嵌合抗原受体T细胞（CAR-T cells）已在血液瘤治疗上取得巨大进展，但对实体瘤治疗并没有很好的疗效, 一个重要原因是实体瘤的肿瘤微环境抑制了CAR-T细胞的功能， T细胞表面的抑制性受体与肿瘤细胞表面的抑制性配体结合启动抑制信号通路，引起T细胞功能耗竭。如何阻止CAR-T细胞在肿瘤微环境中的耗竭，是一个重要的科学问题。本项目将从卵巢癌临床样本中建立原代肿瘤细胞系，建立诱发CAR-T细胞耗竭的体外和体内肿瘤模型。基于实验室已有的CAR-T基因编辑平台，我们将用CRISPR-Cas9技术敲除CAR-T细胞的主要免疫检查点基因，验证单一敲除不同基因或敲除不同组合基因是否能使CAR-T细胞抵御实体瘤微环境的免疫抑制，获得肿瘤杀伤效果最佳的基因编辑CAR-T细胞，最后使用PDX小鼠模型验证其治疗实体肿瘤的功能。这项研究将为应用CAR-T细胞治疗实体瘤提供新的策略。

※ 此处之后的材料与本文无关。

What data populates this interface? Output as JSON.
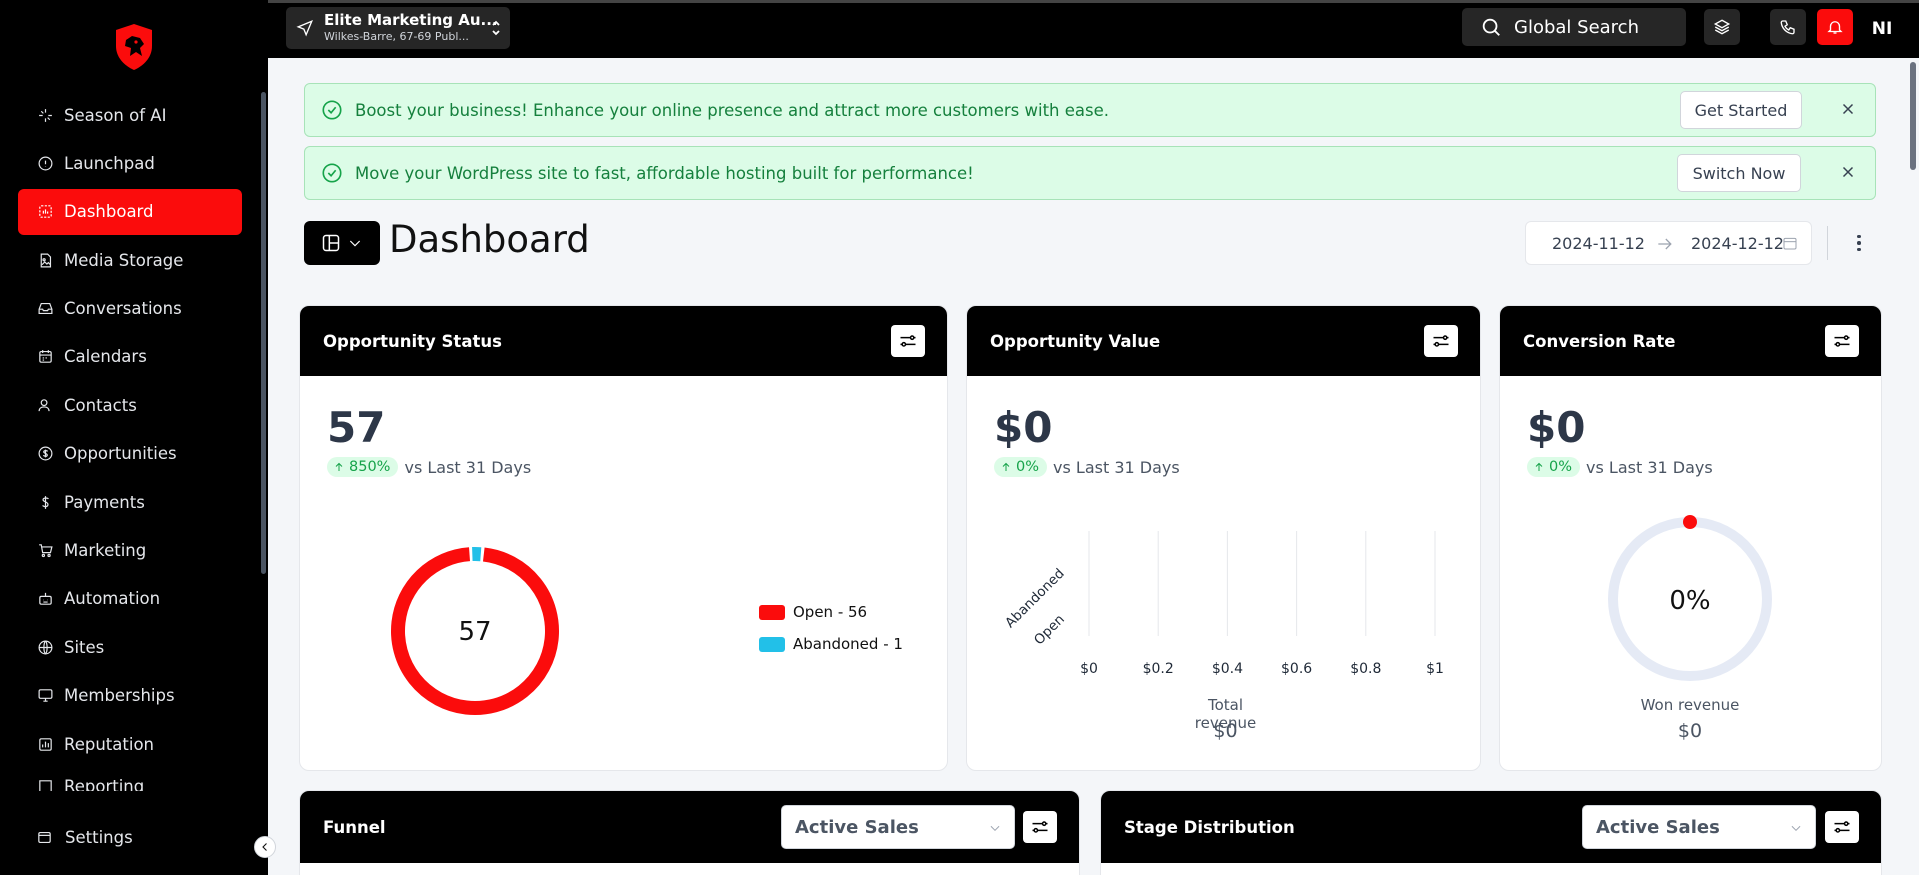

Chimeric antigen receptor (CAR) T cell therapy has been applied successfully in treating patients with advanced refractory B cell malignancy. However, many challenges remain in extending its application toward the treatment of solid tumors. The immunosuppressive nature of the tumor microenvironment (TME) is considered as one of the key factors limiting CAR-T efficacy. The TME expresses various ligands that activate immune checkpoint receptors on T cell surface, leading to T cell exhaustion. It is highly desirable to establish a method that renders CAR-T cells non-responsive to the TME immune suppression. In this study, we will first derive mesothelin positive tumor cell lines and stromal cell lines from primary ovarian tumor samples and establish tumor models in vitro and in vivo. We will use anti-mesothelin CAR-T cells to treat different tumor lines and identify the best model that induces CAR-T cell exhaustion. Using CRISPR-Cas9, we will knockout multiple immune check point genes independently or in different combinations in CAR-T cells, and compare their anti-tumor efficacy with non-edited CAR-T cells, using the optimized tumor model. Finally, we will test gene edited CAR-T cells using PDX models. This study will facilitate the development of more potent CAR-T therapy for treating solid tumors.